Manchester United kusi Manuela Akanjiego

fot. Anton_Ivanov / Shutterstock.com
Sebastian Janus
Źródło: Bild

Borussia Dortmund wciąż nie doszła do porozumienia w sprawie przedłużenia kontraktu z Manuelem Akanjim co powoduje, że latem może dojść do sprzedaży. Środkowego obrońcę ogromnymi zarobkami kusi Manchester United – informuje „Bild”.

Borussia Dortmund konstruuje defensywę na przyszły sezon. Kontrakt z klubem podpisał już Niklas Süle, który latem odejdzie z Bayernu Monachium. W planach było również przedłużenie umowy z Manuelem Akanjim, jednak dysproporcja względem oczekiwań finansowych obu stron jest zbyt duża.

Szwajcar na mocy obowiązującej do 30 czerwca 2023 roku umowy zarabia 130 tysięcy funtów tygodniowo, jednak spodziewa się podwyżki od Borussii Dortmund i pensji rzędu 160 tysięcy funtów tygodniowo. Niemiecki klub nie jest przekonany do takiego rozwiązania.

Do negocjacji ze Akanjim włączył się Manchester United, który widzi w nim świetną okazję na wzmocnienie środka defensywy.

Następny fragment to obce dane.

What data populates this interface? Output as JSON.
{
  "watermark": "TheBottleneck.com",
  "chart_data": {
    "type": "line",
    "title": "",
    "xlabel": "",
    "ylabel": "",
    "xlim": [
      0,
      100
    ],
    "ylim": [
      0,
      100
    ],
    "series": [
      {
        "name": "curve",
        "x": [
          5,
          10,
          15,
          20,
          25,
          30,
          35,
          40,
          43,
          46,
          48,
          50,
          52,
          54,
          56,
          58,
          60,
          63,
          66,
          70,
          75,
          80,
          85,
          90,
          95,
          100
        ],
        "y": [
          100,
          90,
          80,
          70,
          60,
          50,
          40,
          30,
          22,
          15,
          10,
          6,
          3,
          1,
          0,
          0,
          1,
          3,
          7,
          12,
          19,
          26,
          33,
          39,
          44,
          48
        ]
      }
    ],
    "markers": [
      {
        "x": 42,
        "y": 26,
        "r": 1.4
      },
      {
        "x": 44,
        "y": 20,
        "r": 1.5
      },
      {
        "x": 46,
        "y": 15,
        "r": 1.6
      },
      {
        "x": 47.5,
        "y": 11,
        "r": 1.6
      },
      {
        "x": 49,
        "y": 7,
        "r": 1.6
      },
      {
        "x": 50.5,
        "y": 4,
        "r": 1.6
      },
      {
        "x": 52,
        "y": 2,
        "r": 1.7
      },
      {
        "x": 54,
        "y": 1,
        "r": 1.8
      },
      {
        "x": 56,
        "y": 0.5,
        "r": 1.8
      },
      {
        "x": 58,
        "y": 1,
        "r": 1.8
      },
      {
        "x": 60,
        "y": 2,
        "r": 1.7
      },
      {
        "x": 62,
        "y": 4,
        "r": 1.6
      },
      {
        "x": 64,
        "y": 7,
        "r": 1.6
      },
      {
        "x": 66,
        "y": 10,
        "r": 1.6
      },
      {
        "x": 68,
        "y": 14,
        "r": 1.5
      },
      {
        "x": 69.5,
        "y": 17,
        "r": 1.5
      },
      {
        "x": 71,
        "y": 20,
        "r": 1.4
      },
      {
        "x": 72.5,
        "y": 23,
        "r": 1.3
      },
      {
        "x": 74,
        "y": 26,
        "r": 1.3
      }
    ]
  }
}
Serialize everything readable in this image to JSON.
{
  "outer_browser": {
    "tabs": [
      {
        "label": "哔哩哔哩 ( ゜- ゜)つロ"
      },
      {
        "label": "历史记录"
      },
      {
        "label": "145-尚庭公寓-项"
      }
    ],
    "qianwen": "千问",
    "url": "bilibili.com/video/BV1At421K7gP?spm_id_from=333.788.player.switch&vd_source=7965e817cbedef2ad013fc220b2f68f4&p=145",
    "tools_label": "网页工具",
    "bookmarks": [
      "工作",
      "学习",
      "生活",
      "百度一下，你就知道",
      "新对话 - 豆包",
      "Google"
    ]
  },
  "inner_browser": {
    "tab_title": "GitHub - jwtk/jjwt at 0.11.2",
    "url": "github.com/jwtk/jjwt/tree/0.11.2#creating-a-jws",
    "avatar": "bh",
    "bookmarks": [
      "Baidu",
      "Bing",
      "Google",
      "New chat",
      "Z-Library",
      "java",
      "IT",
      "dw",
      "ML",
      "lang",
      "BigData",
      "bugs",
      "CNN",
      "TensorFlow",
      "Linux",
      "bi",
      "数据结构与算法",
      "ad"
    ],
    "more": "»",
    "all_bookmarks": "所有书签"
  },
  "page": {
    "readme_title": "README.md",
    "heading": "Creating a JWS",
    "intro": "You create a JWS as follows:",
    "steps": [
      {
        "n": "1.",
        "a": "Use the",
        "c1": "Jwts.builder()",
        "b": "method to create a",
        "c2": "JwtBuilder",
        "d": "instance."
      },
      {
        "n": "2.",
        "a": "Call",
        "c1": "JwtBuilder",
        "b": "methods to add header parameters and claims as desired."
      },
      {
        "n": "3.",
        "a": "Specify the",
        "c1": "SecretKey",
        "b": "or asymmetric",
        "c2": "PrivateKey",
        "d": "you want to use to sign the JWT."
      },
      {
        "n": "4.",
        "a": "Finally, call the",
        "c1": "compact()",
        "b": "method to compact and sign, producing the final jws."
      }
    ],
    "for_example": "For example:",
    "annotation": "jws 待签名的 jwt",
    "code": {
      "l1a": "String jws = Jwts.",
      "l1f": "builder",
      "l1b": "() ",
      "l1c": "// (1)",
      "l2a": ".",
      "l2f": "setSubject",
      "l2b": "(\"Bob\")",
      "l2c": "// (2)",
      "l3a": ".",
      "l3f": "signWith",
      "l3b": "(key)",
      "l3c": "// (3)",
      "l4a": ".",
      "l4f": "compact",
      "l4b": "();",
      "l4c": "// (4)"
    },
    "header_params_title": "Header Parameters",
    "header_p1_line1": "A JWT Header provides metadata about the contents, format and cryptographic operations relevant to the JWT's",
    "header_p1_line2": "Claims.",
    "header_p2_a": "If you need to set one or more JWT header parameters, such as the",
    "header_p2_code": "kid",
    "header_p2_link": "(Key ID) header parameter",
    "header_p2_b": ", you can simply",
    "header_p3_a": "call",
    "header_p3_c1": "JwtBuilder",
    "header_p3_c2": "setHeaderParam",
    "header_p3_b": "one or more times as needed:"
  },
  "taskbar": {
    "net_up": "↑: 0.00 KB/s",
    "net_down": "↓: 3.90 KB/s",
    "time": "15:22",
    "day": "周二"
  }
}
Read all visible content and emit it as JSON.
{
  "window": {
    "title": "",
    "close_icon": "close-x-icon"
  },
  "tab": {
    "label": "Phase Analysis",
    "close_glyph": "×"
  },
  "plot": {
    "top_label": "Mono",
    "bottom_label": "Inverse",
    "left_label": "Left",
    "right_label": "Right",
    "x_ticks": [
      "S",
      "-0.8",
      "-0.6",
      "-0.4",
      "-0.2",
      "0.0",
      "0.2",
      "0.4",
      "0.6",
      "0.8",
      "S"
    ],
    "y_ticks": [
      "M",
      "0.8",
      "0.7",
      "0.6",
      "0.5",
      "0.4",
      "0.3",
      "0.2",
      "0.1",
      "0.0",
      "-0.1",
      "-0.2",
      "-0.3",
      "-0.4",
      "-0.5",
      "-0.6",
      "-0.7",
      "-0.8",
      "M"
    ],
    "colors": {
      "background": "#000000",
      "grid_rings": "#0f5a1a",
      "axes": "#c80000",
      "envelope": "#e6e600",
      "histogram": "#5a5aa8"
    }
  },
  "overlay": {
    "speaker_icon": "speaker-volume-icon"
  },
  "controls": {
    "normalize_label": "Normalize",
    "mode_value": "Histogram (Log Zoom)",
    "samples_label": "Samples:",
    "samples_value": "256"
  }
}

Borussia Dortmund wycenia go na około 25 milionów euro, jednak wobec wygasającej w przyszłym roku umowy, finalna cena może być niższa.

Przedstawiciel Premier League oferuje 26-latkowi kontrakt warty 240 tysięcy funtów tygodniowo, co stanowi niemal dwukrotną podwyżkę w stosunku do dotychczasowych zarobków.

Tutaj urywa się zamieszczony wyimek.